Une fable de : Pierre Olivier Scotto

Equipe artistique

Xavier Lemaire – Mise en scène

Isabelle Andreani – Interprétation

Didier Brun – Création lumière

Caroline Mexme – Scénographie

Christine Vilers – Costumes

Franck Willig – Régie

Production : Compagnie Les larrons

​​BANDE ANNONCE MADELEINE BEJART

https://www.youtube.com/watch?v=MijGFGHhOVk

Ce sont les 7 derniers jours de Madeleine Béjart, première compagne de Molière, qui a été sa « mentor », sa muse, sa compagnonne de route, son ombre…

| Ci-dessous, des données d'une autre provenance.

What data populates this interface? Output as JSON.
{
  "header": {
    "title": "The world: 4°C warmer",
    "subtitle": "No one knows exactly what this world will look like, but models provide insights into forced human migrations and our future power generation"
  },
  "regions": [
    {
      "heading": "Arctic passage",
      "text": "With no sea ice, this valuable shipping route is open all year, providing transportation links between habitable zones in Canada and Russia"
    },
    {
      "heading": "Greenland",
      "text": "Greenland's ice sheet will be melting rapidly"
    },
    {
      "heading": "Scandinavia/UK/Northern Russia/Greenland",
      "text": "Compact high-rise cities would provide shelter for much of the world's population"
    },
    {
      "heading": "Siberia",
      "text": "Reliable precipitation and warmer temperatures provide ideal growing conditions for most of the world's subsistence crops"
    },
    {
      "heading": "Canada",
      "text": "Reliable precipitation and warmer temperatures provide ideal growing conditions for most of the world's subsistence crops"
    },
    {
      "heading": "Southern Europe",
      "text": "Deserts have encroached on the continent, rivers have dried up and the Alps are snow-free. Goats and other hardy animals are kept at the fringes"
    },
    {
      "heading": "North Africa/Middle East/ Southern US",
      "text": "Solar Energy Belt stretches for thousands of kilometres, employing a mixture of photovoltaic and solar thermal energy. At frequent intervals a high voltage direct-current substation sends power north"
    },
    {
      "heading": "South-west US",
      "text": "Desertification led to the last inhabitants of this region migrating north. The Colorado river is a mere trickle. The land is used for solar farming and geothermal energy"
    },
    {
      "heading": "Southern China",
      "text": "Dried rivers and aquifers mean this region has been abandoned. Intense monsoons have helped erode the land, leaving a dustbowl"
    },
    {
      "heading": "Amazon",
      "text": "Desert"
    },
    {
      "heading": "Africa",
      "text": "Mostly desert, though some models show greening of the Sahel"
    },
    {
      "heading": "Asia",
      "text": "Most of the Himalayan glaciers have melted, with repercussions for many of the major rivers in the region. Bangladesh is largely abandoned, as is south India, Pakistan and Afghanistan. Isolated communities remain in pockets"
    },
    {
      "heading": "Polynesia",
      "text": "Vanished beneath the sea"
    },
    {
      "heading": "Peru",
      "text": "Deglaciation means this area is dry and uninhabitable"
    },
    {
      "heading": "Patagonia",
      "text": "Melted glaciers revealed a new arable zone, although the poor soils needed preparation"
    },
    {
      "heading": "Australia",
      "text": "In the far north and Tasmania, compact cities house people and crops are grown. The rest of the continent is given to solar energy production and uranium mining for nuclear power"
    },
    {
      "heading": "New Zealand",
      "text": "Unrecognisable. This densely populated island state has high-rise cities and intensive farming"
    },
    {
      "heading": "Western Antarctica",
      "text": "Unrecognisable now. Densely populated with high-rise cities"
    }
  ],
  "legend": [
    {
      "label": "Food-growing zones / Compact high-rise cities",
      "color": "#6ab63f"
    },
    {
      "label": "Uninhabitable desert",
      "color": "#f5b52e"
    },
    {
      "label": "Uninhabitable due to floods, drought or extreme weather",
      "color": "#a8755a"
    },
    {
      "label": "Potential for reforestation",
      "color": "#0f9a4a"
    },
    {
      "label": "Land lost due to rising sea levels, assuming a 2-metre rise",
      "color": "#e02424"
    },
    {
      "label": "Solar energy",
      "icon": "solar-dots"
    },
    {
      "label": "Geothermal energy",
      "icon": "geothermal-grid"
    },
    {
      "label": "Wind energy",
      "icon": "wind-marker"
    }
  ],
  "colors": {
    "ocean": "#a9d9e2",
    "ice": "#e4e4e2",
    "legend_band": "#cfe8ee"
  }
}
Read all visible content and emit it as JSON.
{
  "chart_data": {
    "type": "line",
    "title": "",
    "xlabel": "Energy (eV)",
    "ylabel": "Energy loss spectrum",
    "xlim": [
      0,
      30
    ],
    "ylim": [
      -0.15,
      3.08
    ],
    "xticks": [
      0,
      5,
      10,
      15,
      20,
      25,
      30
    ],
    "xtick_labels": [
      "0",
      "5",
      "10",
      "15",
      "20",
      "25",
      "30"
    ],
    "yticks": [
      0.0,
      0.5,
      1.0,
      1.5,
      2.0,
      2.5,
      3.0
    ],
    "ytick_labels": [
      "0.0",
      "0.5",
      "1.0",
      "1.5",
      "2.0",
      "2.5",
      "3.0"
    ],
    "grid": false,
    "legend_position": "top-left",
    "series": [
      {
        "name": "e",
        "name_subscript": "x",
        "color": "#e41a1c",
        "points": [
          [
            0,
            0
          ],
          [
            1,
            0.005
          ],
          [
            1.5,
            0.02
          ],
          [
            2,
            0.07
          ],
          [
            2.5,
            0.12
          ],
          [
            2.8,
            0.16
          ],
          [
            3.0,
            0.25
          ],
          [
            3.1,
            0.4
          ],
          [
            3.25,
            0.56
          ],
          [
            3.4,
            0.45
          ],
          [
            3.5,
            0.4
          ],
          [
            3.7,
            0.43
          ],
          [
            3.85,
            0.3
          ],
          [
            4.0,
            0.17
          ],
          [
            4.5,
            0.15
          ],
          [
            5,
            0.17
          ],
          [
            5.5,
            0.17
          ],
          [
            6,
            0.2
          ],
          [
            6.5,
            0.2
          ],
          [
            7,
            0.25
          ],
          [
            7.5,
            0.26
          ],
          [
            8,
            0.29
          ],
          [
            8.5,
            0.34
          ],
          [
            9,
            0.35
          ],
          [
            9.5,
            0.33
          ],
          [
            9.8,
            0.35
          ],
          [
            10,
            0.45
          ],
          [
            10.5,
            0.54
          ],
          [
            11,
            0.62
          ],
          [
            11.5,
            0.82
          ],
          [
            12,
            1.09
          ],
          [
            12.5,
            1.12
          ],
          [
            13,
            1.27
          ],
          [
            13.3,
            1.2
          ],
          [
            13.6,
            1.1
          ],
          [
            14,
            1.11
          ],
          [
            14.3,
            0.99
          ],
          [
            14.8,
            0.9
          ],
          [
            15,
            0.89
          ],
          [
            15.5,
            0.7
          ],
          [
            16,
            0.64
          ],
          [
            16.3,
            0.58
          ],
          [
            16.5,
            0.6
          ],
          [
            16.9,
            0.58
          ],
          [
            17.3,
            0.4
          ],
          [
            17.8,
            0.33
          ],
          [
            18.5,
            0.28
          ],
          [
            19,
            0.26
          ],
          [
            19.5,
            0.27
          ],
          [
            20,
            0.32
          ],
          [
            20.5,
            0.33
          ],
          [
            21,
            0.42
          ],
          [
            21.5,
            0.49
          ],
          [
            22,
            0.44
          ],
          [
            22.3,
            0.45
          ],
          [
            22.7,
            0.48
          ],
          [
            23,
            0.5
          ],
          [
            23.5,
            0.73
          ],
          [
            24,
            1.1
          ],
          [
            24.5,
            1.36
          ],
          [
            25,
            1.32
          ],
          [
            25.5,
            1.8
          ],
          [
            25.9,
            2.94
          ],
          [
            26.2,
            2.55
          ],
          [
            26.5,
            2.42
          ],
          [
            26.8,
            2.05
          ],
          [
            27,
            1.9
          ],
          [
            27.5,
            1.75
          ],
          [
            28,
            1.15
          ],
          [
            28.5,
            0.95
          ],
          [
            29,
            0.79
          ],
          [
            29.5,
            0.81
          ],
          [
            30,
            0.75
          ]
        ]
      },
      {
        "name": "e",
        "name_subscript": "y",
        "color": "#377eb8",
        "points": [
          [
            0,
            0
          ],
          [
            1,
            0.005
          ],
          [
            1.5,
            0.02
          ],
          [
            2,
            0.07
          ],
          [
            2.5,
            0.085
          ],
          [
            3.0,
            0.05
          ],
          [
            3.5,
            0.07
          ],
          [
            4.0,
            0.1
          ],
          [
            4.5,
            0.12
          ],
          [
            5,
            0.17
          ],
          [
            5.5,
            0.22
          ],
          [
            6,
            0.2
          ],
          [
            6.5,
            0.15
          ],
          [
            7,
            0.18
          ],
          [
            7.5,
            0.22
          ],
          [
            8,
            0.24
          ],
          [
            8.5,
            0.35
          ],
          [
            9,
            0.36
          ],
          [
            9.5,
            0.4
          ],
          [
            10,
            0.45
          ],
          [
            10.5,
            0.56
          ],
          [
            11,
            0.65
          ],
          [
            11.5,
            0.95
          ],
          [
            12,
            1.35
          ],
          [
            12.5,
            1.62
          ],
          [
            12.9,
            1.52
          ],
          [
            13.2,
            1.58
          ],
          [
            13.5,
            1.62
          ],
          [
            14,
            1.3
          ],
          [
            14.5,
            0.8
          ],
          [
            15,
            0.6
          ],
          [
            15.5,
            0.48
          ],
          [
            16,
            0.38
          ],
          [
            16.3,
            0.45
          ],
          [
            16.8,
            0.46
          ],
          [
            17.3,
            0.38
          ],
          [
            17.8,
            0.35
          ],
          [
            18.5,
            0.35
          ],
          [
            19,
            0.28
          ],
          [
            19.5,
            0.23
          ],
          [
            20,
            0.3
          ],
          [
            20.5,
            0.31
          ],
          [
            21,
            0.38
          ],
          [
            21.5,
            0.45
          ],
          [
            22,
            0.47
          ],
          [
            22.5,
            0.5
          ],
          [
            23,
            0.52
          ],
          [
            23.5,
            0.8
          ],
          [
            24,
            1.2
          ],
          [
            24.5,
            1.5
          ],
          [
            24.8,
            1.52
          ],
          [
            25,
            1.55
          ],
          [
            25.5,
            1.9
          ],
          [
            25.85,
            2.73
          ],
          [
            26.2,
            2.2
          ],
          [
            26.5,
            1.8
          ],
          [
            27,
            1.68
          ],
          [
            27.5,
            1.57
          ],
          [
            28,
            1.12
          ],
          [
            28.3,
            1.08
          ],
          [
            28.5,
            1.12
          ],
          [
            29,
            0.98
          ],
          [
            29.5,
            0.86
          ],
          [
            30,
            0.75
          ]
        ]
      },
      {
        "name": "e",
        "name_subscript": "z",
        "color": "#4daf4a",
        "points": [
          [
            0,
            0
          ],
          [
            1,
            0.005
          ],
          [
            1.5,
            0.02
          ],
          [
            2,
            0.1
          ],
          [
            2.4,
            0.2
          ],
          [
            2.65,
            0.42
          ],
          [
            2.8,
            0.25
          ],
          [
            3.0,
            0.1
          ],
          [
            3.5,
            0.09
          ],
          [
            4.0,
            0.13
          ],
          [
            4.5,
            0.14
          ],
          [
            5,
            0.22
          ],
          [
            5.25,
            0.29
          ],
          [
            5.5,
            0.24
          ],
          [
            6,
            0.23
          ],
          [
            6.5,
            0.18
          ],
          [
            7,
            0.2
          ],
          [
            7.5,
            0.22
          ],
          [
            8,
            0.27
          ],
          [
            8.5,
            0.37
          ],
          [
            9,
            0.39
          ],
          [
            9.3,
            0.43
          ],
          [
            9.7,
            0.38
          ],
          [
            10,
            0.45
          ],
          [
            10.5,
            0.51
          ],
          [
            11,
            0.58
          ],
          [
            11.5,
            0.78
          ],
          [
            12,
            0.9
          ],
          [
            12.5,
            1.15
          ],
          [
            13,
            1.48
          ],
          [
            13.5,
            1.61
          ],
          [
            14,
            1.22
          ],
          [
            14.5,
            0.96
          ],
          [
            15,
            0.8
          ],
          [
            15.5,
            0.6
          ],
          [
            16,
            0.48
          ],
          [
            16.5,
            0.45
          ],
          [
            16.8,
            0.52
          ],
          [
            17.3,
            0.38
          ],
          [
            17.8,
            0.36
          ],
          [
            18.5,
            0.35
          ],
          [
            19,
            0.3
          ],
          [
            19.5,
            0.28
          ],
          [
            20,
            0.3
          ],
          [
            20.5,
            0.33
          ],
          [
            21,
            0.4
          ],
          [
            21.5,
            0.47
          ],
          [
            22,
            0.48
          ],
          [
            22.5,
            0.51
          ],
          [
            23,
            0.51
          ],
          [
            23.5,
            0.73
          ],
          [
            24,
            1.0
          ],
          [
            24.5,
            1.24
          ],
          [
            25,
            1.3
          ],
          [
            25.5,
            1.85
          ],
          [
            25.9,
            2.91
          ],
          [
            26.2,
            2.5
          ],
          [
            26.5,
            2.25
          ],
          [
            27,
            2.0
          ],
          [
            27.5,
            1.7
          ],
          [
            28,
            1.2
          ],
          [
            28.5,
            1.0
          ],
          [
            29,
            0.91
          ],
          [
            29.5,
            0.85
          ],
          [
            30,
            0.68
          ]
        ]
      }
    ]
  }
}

Madeleine Béjart est une femme moderne. Elle s’aventure sur des chemins qu’aucune femme de son époque n’a empruntés. Elle est une interprète de génie, elle écrit des vers, elle invente la mise en scène, elle construit, finance et dirige la troupe qui deviendra le Théâtre Français en 1680. La Comédie Française devrait s’appeler la maison de Molière et de Madeleine Béjart !

Madeleine BEJART, voilà un nom qui résonne dans notre mémoire scolaire mais pas davantage. Pierre Olivier SCOTTO se penche sur le destin de cette femme « saltimbanque » qui fut la compagnonne de Molière à ses tout débuts jusqu’à sa mort.

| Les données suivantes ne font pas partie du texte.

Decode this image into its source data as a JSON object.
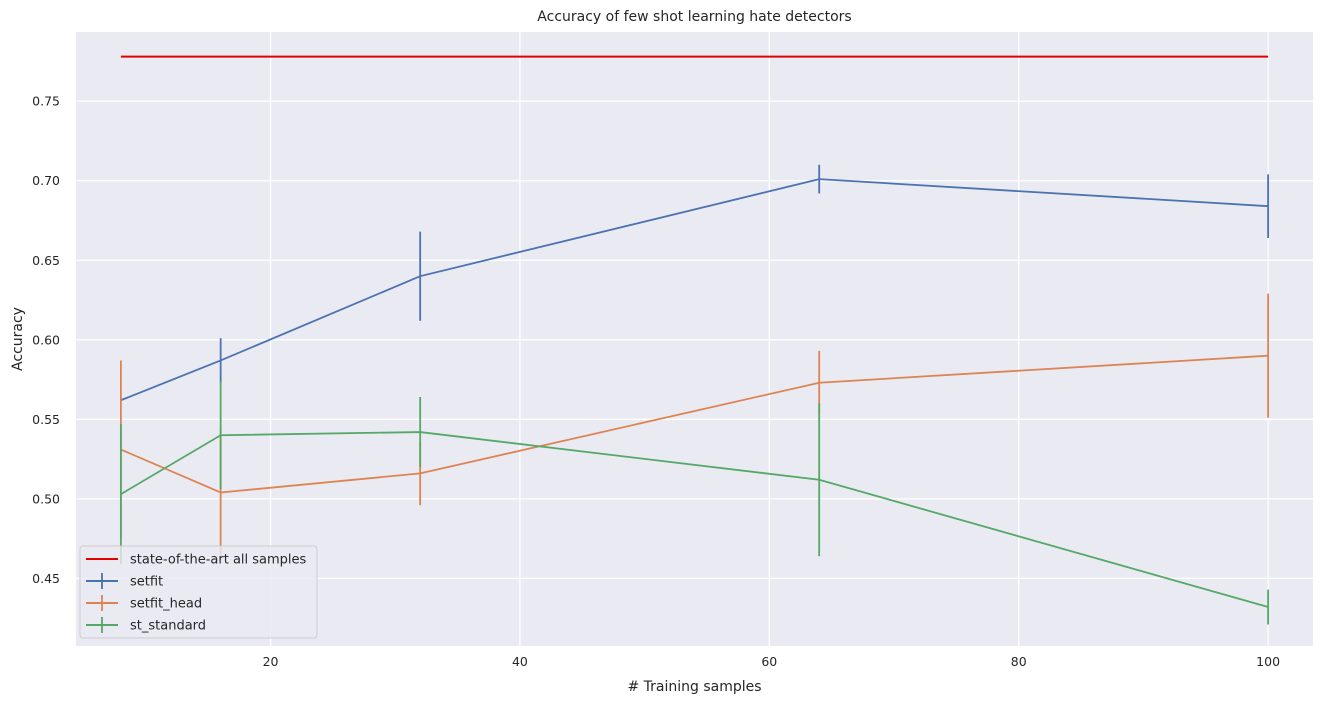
{
  "chart_data": {
    "type": "line",
    "title": "Accuracy of few shot learning hate detectors",
    "xlabel": "# Training samples",
    "ylabel": "Accuracy",
    "xlim": [
      4.4,
      103.6
    ],
    "ylim": [
      0.4075,
      0.7935
    ],
    "xticks": [
      20,
      40,
      60,
      80,
      100
    ],
    "yticks": [
      0.45,
      0.5,
      0.55,
      0.6,
      0.65,
      0.7,
      0.75
    ],
    "grid": true,
    "legend_position": "lower-left",
    "background_color": "#eaeaf2",
    "grid_color": "#ffffff",
    "baseline": {
      "name": "state-of-the-art all samples",
      "color": "#e50000",
      "x": [
        8,
        100
      ],
      "y": [
        0.778,
        0.778
      ]
    },
    "series": [
      {
        "name": "setfit",
        "color": "#4c72b0",
        "x": [
          8,
          16,
          32,
          64,
          100
        ],
        "y": [
          0.562,
          0.587,
          0.64,
          0.701,
          0.684
        ],
        "err": [
          0.0,
          0.014,
          0.028,
          0.009,
          0.02
        ]
      },
      {
        "name": "setfit_head",
        "color": "#dd8452",
        "x": [
          8,
          16,
          32,
          64,
          100
        ],
        "y": [
          0.531,
          0.504,
          0.516,
          0.573,
          0.59
        ],
        "err": [
          0.056,
          0.04,
          0.02,
          0.02,
          0.039
        ]
      },
      {
        "name": "st_standard",
        "color": "#55a868",
        "x": [
          8,
          16,
          32,
          64,
          100
        ],
        "y": [
          0.503,
          0.54,
          0.542,
          0.512,
          0.432
        ],
        "err": [
          0.044,
          0.034,
          0.022,
          0.048,
          0.011
        ]
      }
    ]
  }
}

Il ne s’agit pas d’une hagiographie mais du portrait d’une comédienne qui consacra toute sa vie au théâtre et qui déballe son amour pour cet art de façon bouleversante.

Histoire de vie, leçons de théâtre s’entremêlent allègrement. Si vous ne savez pas rire, vous découvrirez avec Isabelle ANDREANI toute la gamme des rires indispensable dans une comédie. Si vous n’avez jamais fait de théâtre, Madeleine BEJART incarnée par Isabelle ANDREANI vous donnera sûrement envie de monter sur les planches, ne serait-ce qu’en artiste amateur. Car la passion est contagieuse, et chez cette femme elle parle surtout de bonheur. L’auteur de la pièce Pierre Olivier SCOTTO nous fait grâce de ses malheurs ou ne les évoque qu’en sourdine. Madeleine BEJART, fille mère, mal aimée par Molière dut accepter que ce dernier épousa sa propre enfant Armande. Dans l’ombre de Jean-Baptiste qu’elle déniaisa et qu’elle sauva de la déroute financière à ses débuts -puisque Molière apprend-on a fait de la prison pour dettes – participa même à l’écriture de certaines pièces, Madeleine fut en somme la colonne vertébrale de Molière comparé à un homard enveloppé d’une carapace mais mou à l’intérieur.

Franchement Isabelle ANDREANI est fabuleuse dans ce rôle. Elle apparait d’ailleurs toute émue lorsqu’elle vient saluer le public sous un tonnerre d’applaudissements. C’est comme si Madeleine réincarnée sortant de l’ombre du souverain Molière, accédait enfin à la reconnaissance . Qu’on se le dise sans Madeleine, nous n’aurions pas eu Molière.

Un seule.en scène idéalement mis en scène par Xavier LEMAIRE à ne pas manquer !

Evelyne Trân

Le 25 Mai 2025

N.B : Le spectacle sera au Festival d’Avignon de 5 au 26 Juillet 2025 à 11 H 45 – Durée 1 H 15 – relâche les 11, 18 juillet- à LA LUNA 1 rue Séverine 84000 AVIGNON.

 

L’ARLÉSIENNE de Alphonse Daudet – Jeu et mise en scène de Daniel Mesguich – Dans le cadre du Festival SENS du seul.e en scène au Théâtre des Gémeaux Parisiens 15, rue du Retrait 75020 PARIS -Vendredi 2.05 à 19 H, Samedi 10.05 à 16h45, Dimanche 25.05 à 17h15, Vendredi 30 Mai à 20 H 45.

Photo D.R.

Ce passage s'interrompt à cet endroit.